•  
  •  
  •  
  •  
  •  
  •  
  •  
  •  
  •  
  •  
  •  
  •  
  •  
  •  
  •  
  •  
  •  
  •  
  •  
  •  
  •  
  •  
  •  
  •  

Attention aux courriels menaçant de vous infecter au coronavirus

Un homme se sert de son ordinateur portable en portant un masque chirurgical.

La pandémie de COVID-19 représente une occasion en or pour les escrocs du web.

Photo : getty images/istockphoto / Alexander Shelegov

Si vous recevez un courriel menaçant d’infecter toute votre famille au coronavirus à moins que vous n'envoyiez une somme d’argent à l’expéditeur, sachez qu'il s’agit d’une arnaque.

J’infecterai chaque membre de votre famille du coronavirus. Peu importe votre niveau d’intelligence, croyez-moi, si je veux affecter, je le ferai. [sic] Je vais aussi dévoiler tous vos secrets. Je gâcherai complètement votre vie, peut-on lire dans le courriel en question.

Capture d'écran du courriel frauduleux menaçant d'infecter les gens au coronavirus s'ils ne versent pas une somme d'argent.Agrandir l’image (Nouvelle fenêtre)

Voici le courriel frauduleux en question. Certaines informations ont été caviardées.

Photo : Capture d'écran

Ce type de message, qui exige un paiement urgent par cryptomonnaie pour éviter une conséquence désastreuse, est une tactique connue d’extorsion. Mais d’habitude, les arnaqueurs menacent de rendre publiques des images explicites ou les informations personnelles du récipiendaire du courriel si aucun paiement n’est effectué.

Contexte social oblige, ils profitent maintenant de la peur entourant le COVID-19 pour mieux arnaquer les gens. Cette pandémie représente une occasion en or pour les escrocs du web, qui tentent d’exploiter la crise pour soutirer de l’argent ou des informations personnelles aux gens, a rappelé le Centre antifraude du Canada, cette semaine.

Stratagème commun

L’auteur du courriel dit connaître tous les secrets de la personne qui le reçoit, et tente de prouver son affirmation en indiquant un mot de passe dont se serait déjà servie sa victime. C’est un stratagème commun, d’après le Centre antifraude du Canada.

Les fraudeurs envoient aux consommateurs un courriel qui contient un mot de passe que ces derniers utilisent actuellement ou ont déjà utilisé pour prouver avoir piraté leur ordinateur, explique-t-il sur son site web.

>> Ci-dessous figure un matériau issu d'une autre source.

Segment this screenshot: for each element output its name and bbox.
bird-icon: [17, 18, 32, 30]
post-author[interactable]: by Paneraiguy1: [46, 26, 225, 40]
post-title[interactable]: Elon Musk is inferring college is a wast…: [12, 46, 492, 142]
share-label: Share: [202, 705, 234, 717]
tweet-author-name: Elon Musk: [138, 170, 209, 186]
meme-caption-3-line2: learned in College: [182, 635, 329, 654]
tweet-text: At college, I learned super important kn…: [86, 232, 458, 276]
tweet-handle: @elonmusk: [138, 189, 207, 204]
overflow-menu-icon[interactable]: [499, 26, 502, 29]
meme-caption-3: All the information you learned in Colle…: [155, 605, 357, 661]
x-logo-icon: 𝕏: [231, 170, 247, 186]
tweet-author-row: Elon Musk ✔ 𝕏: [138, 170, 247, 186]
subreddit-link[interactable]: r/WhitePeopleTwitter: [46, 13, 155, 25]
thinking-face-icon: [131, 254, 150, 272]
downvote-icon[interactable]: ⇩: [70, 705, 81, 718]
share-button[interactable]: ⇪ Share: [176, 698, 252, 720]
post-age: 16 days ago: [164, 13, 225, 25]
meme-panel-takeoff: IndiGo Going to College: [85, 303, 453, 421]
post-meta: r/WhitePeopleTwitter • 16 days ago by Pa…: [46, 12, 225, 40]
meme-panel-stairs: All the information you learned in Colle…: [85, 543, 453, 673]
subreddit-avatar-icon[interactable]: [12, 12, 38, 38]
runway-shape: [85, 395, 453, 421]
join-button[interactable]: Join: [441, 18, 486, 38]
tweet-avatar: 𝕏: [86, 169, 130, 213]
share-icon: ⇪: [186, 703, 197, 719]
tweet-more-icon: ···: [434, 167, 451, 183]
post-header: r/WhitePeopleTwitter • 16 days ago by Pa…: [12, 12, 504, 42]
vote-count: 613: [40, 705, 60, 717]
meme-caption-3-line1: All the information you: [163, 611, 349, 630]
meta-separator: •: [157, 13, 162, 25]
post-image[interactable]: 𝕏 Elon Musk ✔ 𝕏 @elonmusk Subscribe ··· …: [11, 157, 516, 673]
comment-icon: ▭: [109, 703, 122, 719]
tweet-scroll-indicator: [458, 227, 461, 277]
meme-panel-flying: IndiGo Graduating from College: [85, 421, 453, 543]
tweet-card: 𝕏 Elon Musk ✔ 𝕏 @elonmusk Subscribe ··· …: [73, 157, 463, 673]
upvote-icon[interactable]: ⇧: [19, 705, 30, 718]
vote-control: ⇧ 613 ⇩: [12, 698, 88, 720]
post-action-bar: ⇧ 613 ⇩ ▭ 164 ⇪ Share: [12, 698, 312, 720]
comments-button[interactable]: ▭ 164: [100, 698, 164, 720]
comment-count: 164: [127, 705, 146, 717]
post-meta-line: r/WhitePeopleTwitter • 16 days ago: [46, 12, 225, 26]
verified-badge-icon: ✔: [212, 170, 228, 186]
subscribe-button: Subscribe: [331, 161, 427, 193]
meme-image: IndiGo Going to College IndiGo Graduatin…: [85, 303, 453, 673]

Or, cela n’indique en rien que l’ordinateur de la victime a été piraté ou que les fraudeurs ont un accès quelconque à son ordinateur : si les mots de passe ont bel et bien déjà été utilisés, ils proviennent souvent de fuites de données, comme celle qui a touché 167 millions de membres de LinkedIn en 2012. C’est simplement une stratégie pour faire peur aux gens dans le but de les extorquer.

Il est donc conseillé de ne répondre en aucun cas à ces courriels et de ne pas verser les fonds demandés.

Voici les recommandations du Centre antifraude du Canada face à ce type de fraude :

  • Changez régulièrement vos mots de passe – surtout si vous avez été touché par une atteinte à la sécurité des données.

  • Bien que ce ne soit pas une garantie, vous pouvez faire une recherche à partir de votre adresse courriel afin de confirmer si vous avez déjà été touché par une telle atteinte ou un piratage : https://haveibeenpwned.com (Nouvelle fenêtre) (anglais seulement).

  • Gardez votre programme antivirus à jour et faites des vérifications régulièrement.

  • Méfiez-vous des courriels non sollicités dans lesquels on vous demande des renseignements personnels ou un paiement immédiat.

  • Si vous avez été touché par une atteinte à la sécurité des données, communiquez avec les agences d’évaluation du crédit pour demander d’inscrire un avertissement de fraude à votre dossier.

Gare aux fraudeurs

Lundi, le Centre de la sécurité des télécommunications du Canada (CST) a annoncé avoir fermé des sites web qui se faisaient passer pour l’Agence de la santé publique, l’Agence du revenu et l’Agence des services frontaliers dans le but de voler des informations personnelles.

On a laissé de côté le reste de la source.